Wenn es draußen stürmt und schneit, ist der beste Platz zu Hause. Wenn das Auto dann noch in der eigenen Garage steht, kann das Leben kaum sicherer sein. Und selbst wenn der Wagen vor dem Haus parkt, übernimmt die Teilkaskoversicherung im Ernstfall den Sturmschaden. Doch wann ist ein Sturmschaden ein Sturmschaden?
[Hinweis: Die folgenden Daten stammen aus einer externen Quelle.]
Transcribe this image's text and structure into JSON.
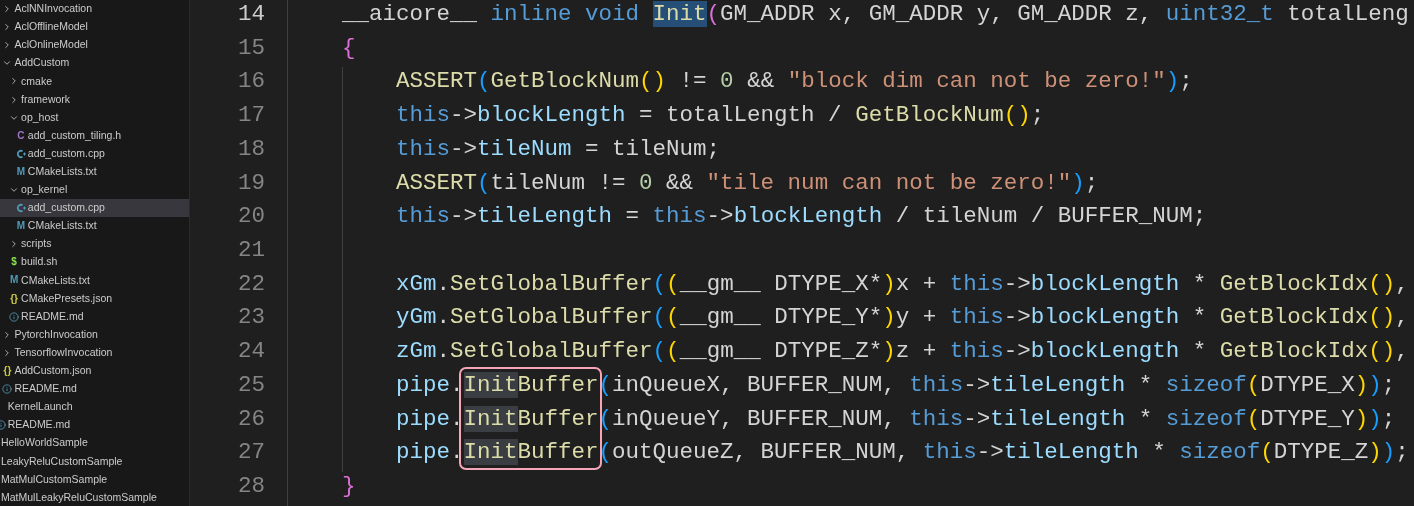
{
  "explorer": {
    "tree": [
      {
        "children": [
          {
            "children": [
              {
                "label": "AclNNInvocation",
                "kind": "folder",
                "expanded": false,
                "selected": false
              },
              {
                "label": "AclOfflineModel",
                "kind": "folder",
                "expanded": false,
                "selected": false
              },
              {
                "label": "AclOnlineModel",
                "kind": "folder",
                "expanded": false,
                "selected": false
              },
              {
                "label": "AddCustom",
                "kind": "folder",
                "expanded": true,
                "selected": false,
                "children": [
                  {
                    "label": "cmake",
                    "kind": "folder",
                    "expanded": false,
                    "selected": false
                  },
                  {
                    "label": "framework",
                    "kind": "folder",
                    "expanded": false,
                    "selected": false
                  },
                  {
                    "label": "op_host",
                    "kind": "folder",
                    "expanded": true,
                    "selected": false,
                    "children": [
                      {
                        "label": "add_custom_tiling.h",
                        "kind": "c-header",
                        "icon": "C",
                        "selected": false
                      },
                      {
                        "label": "add_custom.cpp",
                        "kind": "cpp",
                        "selected": false
                      },
                      {
                        "label": "CMakeLists.txt",
                        "kind": "cmake",
                        "icon": "M",
                        "selected": false
                      }
                    ]
                  },
                  {
                    "label": "op_kernel",
                    "kind": "folder",
                    "expanded": true,
                    "selected": false,
                    "children": [
                      {
                        "label": "add_custom.cpp",
                        "kind": "cpp",
                        "selected": true
                      },
                      {
                        "label": "CMakeLists.txt",
                        "kind": "cmake",
                        "icon": "M",
                        "selected": false
                      }
                    ]
                  },
                  {
                    "label": "scripts",
                    "kind": "folder",
                    "expanded": false,
                    "selected": false
                  },
                  {
                    "label": "build.sh",
                    "kind": "shell",
                    "icon": "$",
                    "selected": false
                  },
                  {
                    "label": "CMakeLists.txt",
                    "kind": "cmake",
                    "icon": "M",
                    "selected": false
                  },
                  {
                    "label": "CMakePresets.json",
                    "kind": "json",
                    "icon": "{}",
                    "selected": false
                  },
                  {
                    "label": "README.md",
                    "kind": "readme",
                    "selected": false
                  }
                ]
              },
              {
                "label": "PytorchInvocation",
                "kind": "folder",
                "expanded": false,
                "selected": false
              },
              {
                "label": "TensorflowInvocation",
                "kind": "folder",
                "expanded": false,
                "selected": false
              },
              {
                "label": "AddCustom.json",
                "kind": "json",
                "icon": "{}",
                "selected": false
              },
              {
                "label": "README.md",
                "kind": "readme",
                "selected": false
              }
            ]
          },
          {
            "label": "KernelLaunch",
            "selected": false
          },
          {
            "label": "README.md",
            "kind": "readme",
            "selected": false
          }
        ]
      },
      {
        "label": "HelloWorldSample",
        "selected": false
      },
      {
        "label": "LeakyReluCustomSample",
        "selected": false
      },
      {
        "label": "MatMulCustomSample",
        "selected": false
      },
      {
        "label": "MatMulLeakyReluCustomSample",
        "selected": false
      }
    ]
  },
  "editor": {
    "lines": [
      {
        "number": "14",
        "current": true,
        "tokens": [
          {
            "text": "    __aicore__ ",
            "kind": "plain"
          },
          {
            "text": "inline void ",
            "kind": "keyword"
          },
          {
            "text": "Init",
            "kind": "function",
            "selected": true
          },
          {
            "text": "(",
            "kind": "bracket-pink"
          },
          {
            "text": "GM_ADDR x, GM_ADDR y, GM_ADDR z, ",
            "kind": "plain"
          },
          {
            "text": "uint32_t",
            "kind": "keyword"
          },
          {
            "text": " totalLeng",
            "kind": "plain"
          }
        ]
      },
      {
        "number": "15",
        "current": false,
        "tokens": [
          {
            "text": "    {",
            "kind": "bracket-pink"
          }
        ]
      },
      {
        "number": "16",
        "current": false,
        "tokens": [
          {
            "text": "        ASSERT",
            "kind": "function"
          },
          {
            "text": "(",
            "kind": "bracket-blue"
          },
          {
            "text": "GetBlockNum",
            "kind": "function"
          },
          {
            "text": "()",
            "kind": "bracket-gold"
          },
          {
            "text": " != ",
            "kind": "plain"
          },
          {
            "text": "0",
            "kind": "number"
          },
          {
            "text": " && ",
            "kind": "plain"
          },
          {
            "text": "\"block dim can not be zero!\"",
            "kind": "string"
          },
          {
            "text": ")",
            "kind": "bracket-blue"
          },
          {
            "text": ";",
            "kind": "plain"
          }
        ]
      },
      {
        "number": "17",
        "current": false,
        "tokens": [
          {
            "text": "        this",
            "kind": "keyword"
          },
          {
            "text": "->",
            "kind": "plain"
          },
          {
            "text": "blockLength",
            "kind": "variable"
          },
          {
            "text": " = totalLength / ",
            "kind": "plain"
          },
          {
            "text": "GetBlockNum",
            "kind": "function"
          },
          {
            "text": "()",
            "kind": "bracket-gold"
          },
          {
            "text": ";",
            "kind": "plain"
          }
        ]
      },
      {
        "number": "18",
        "current": false,
        "tokens": [
          {
            "text": "        this",
            "kind": "keyword"
          },
          {
            "text": "->",
            "kind": "plain"
          },
          {
            "text": "tileNum",
            "kind": "variable"
          },
          {
            "text": " = tileNum;",
            "kind": "plain"
          }
        ]
      },
      {
        "number": "19",
        "current": false,
        "tokens": [
          {
            "text": "        ASSERT",
            "kind": "function"
          },
          {
            "text": "(",
            "kind": "bracket-blue"
          },
          {
            "text": "tileNum != ",
            "kind": "plain"
          },
          {
            "text": "0",
            "kind": "number"
          },
          {
            "text": " && ",
            "kind": "plain"
          },
          {
            "text": "\"tile num can not be zero!\"",
            "kind": "string"
          },
          {
            "text": ")",
            "kind": "bracket-blue"
          },
          {
            "text": ";",
            "kind": "plain"
          }
        ]
      },
      {
        "number": "20",
        "current": false,
        "tokens": [
          {
            "text": "        this",
            "kind": "keyword"
          },
          {
            "text": "->",
            "kind": "plain"
          },
          {
            "text": "tileLength",
            "kind": "variable"
          },
          {
            "text": " = ",
            "kind": "plain"
          },
          {
            "text": "this",
            "kind": "keyword"
          },
          {
            "text": "->",
            "kind": "plain"
          },
          {
            "text": "blockLength",
            "kind": "variable"
          },
          {
            "text": " / tileNum / BUFFER_NUM;",
            "kind": "plain"
          }
        ]
      },
      {
        "number": "21",
        "current": false
      },
      {
        "number": "22",
        "current": false,
        "tokens": [
          {
            "text": "        xGm",
            "kind": "variable"
          },
          {
            "text": ".",
            "kind": "plain"
          },
          {
            "text": "SetGlobalBuffer",
            "kind": "function"
          },
          {
            "text": "(",
            "kind": "bracket-blue"
          },
          {
            "text": "(",
            "kind": "bracket-gold"
          },
          {
            "text": "__gm__ DTYPE_X*",
            "kind": "plain"
          },
          {
            "text": ")",
            "kind": "bracket-gold"
          },
          {
            "text": "x + ",
            "kind": "plain"
          },
          {
            "text": "this",
            "kind": "keyword"
          },
          {
            "text": "->",
            "kind": "plain"
          },
          {
            "text": "blockLength",
            "kind": "variable"
          },
          {
            "text": " * ",
            "kind": "plain"
          },
          {
            "text": "GetBlockIdx",
            "kind": "function"
          },
          {
            "text": "()",
            "kind": "bracket-gold"
          },
          {
            "text": ",",
            "kind": "plain"
          }
        ]
      },
      {
        "number": "23",
        "current": false,
        "tokens": [
          {
            "text": "        yGm",
            "kind": "variable"
          },
          {
            "text": ".",
            "kind": "plain"
          },
          {
            "text": "SetGlobalBuffer",
            "kind": "function"
          },
          {
            "text": "(",
            "kind": "bracket-blue"
          },
          {
            "text": "(",
            "kind": "bracket-gold"
          },
          {
            "text": "__gm__ DTYPE_Y*",
            "kind": "plain"
          },
          {
            "text": ")",
            "kind": "bracket-gold"
          },
          {
            "text": "y + ",
            "kind": "plain"
          },
          {
            "text": "this",
            "kind": "keyword"
          },
          {
            "text": "->",
            "kind": "plain"
          },
          {
            "text": "blockLength",
            "kind": "variable"
          },
          {
            "text": " * ",
            "kind": "plain"
          },
          {
            "text": "GetBlockIdx",
            "kind": "function"
          },
          {
            "text": "()",
            "kind": "bracket-gold"
          },
          {
            "text": ",",
            "kind": "plain"
          }
        ]
      },
      {
        "number": "24",
        "current": false,
        "tokens": [
          {
            "text": "        zGm",
            "kind": "variable"
          },
          {
            "text": ".",
            "kind": "plain"
          },
          {
            "text": "SetGlobalBuffer",
            "kind": "function"
          },
          {
            "text": "(",
            "kind": "bracket-blue"
          },
          {
            "text": "(",
            "kind": "bracket-gold"
          },
          {
            "text": "__gm__ DTYPE_Z*",
            "kind": "plain"
          },
          {
            "text": ")",
            "kind": "bracket-gold"
          },
          {
            "text": "z + ",
            "kind": "plain"
          },
          {
            "text": "this",
            "kind": "keyword"
          },
          {
            "text": "->",
            "kind": "plain"
          },
          {
            "text": "blockLength",
            "kind": "variable"
          },
          {
            "text": " * ",
            "kind": "plain"
          },
          {
            "text": "GetBlockIdx",
            "kind": "function"
          },
          {
            "text": "()",
            "kind": "bracket-gold"
          },
          {
            "text": ",",
            "kind": "plain"
          }
        ]
      },
      {
        "number": "25",
        "current": false,
        "tokens": [
          {
            "text": "        pipe",
            "kind": "variable"
          },
          {
            "text": ".",
            "kind": "plain"
          },
          {
            "text": "Init",
            "kind": "function",
            "highlighted": true,
            "boxed": true
          },
          {
            "text": "Buffer",
            "kind": "function",
            "boxed": true
          },
          {
            "text": "(",
            "kind": "bracket-blue"
          },
          {
            "text": "inQueueX, BUFFER_NUM, ",
            "kind": "plain"
          },
          {
            "text": "this",
            "kind": "keyword"
          },
          {
            "text": "->",
            "kind": "plain"
          },
          {
            "text": "tileLength",
            "kind": "variable"
          },
          {
            "text": " * ",
            "kind": "plain"
          },
          {
            "text": "sizeof",
            "kind": "keyword"
          },
          {
            "text": "(",
            "kind": "bracket-gold"
          },
          {
            "text": "DTYPE_X",
            "kind": "plain"
          },
          {
            "text": ")",
            "kind": "bracket-gold"
          },
          {
            "text": ")",
            "kind": "bracket-blue"
          },
          {
            "text": ";",
            "kind": "plain"
          }
        ]
      },
      {
        "number": "26",
        "current": false,
        "tokens": [
          {
            "text": "        pipe",
            "kind": "variable"
          },
          {
            "text": ".",
            "kind": "plain"
          },
          {
            "text": "Init",
            "kind": "function",
            "highlighted": true,
            "boxed": true
          },
          {
            "text": "Buffer",
            "kind": "function",
            "boxed": true
          },
          {
            "text": "(",
            "kind": "bracket-blue"
          },
          {
            "text": "inQueueY, BUFFER_NUM, ",
            "kind": "plain"
          },
          {
            "text": "this",
            "kind": "keyword"
          },
          {
            "text": "->",
            "kind": "plain"
          },
          {
            "text": "tileLength",
            "kind": "variable"
          },
          {
            "text": " * ",
            "kind": "plain"
          },
          {
            "text": "sizeof",
            "kind": "keyword"
          },
          {
            "text": "(",
            "kind": "bracket-gold"
          },
          {
            "text": "DTYPE_Y",
            "kind": "plain"
          },
          {
            "text": ")",
            "kind": "bracket-gold"
          },
          {
            "text": ")",
            "kind": "bracket-blue"
          },
          {
            "text": ";",
            "kind": "plain"
          }
        ]
      },
      {
        "number": "27",
        "current": false,
        "tokens": [
          {
            "text": "        pipe",
            "kind": "variable"
          },
          {
            "text": ".",
            "kind": "plain"
          },
          {
            "text": "Init",
            "kind": "function",
            "highlighted": true,
            "boxed": true
          },
          {
            "text": "Buffer",
            "kind": "function",
            "boxed": true
          },
          {
            "text": "(",
            "kind": "bracket-blue"
          },
          {
            "text": "outQueueZ, BUFFER_NUM, ",
            "kind": "plain"
          },
          {
            "text": "this",
            "kind": "keyword"
          },
          {
            "text": "->",
            "kind": "plain"
          },
          {
            "text": "tileLength",
            "kind": "variable"
          },
          {
            "text": " * ",
            "kind": "plain"
          },
          {
            "text": "sizeof",
            "kind": "keyword"
          },
          {
            "text": "(",
            "kind": "bracket-gold"
          },
          {
            "text": "DTYPE_Z",
            "kind": "plain"
          },
          {
            "text": ")",
            "kind": "bracket-gold"
          },
          {
            "text": ")",
            "kind": "bracket-blue"
          },
          {
            "text": ";",
            "kind": "plain"
          }
        ]
      },
      {
        "number": "28",
        "current": false,
        "tokens": [
          {
            "text": "    }",
            "kind": "bracket-pink"
          }
        ]
      }
    ]
  }
}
Ab Windstärke 8 springt Teilkasko ein

Wann beginnt starker Wind? Das ist bei den meisten Versicherungen ganz klar definiert – bei Windstärke 8. Das entspricht 62 Stundenkilometer. Es reicht also nicht aus, der Versicherung nur den Sturmschaden durch Äste, Dachziegel oder Bäume zu melden, sondern es muss eine Sturmwarnung des Wetteramtes vorliegen, dass mindestens Windstärke 8 zum Zeitpunkt des Schadens herrschte. Bei geparkten Autos gibt es in der Regel keine Probleme, Forderungen geltend zu machen. Ausnahme ist hier, dass der Schaden zum Beispiel durch vernachlässigte Sorgfaltspflicht entstanden ist. Das wäre der Fall, wenn zum Beispiel ein Baugerüst ungenügend gesichert ist, ein morscher Baum umfällt oder ein Werbebanner nicht richtig angebracht wurde. Dann haftet der Bauherr, die Gemeinde oder der Eigentümer der Sache. Dafür benötigt man allerdings einen Nachweis der Vernachlässigung der Verkehrssicherungspflicht. Beschädigt ein gesunder Baum den Wagen, gilt das als “höhere Gewalt” und der Eigentümer haftet nicht. Für Sturmschäden haften unter anderem Gebäude-, Hausrat– und Kaskoversicherungen.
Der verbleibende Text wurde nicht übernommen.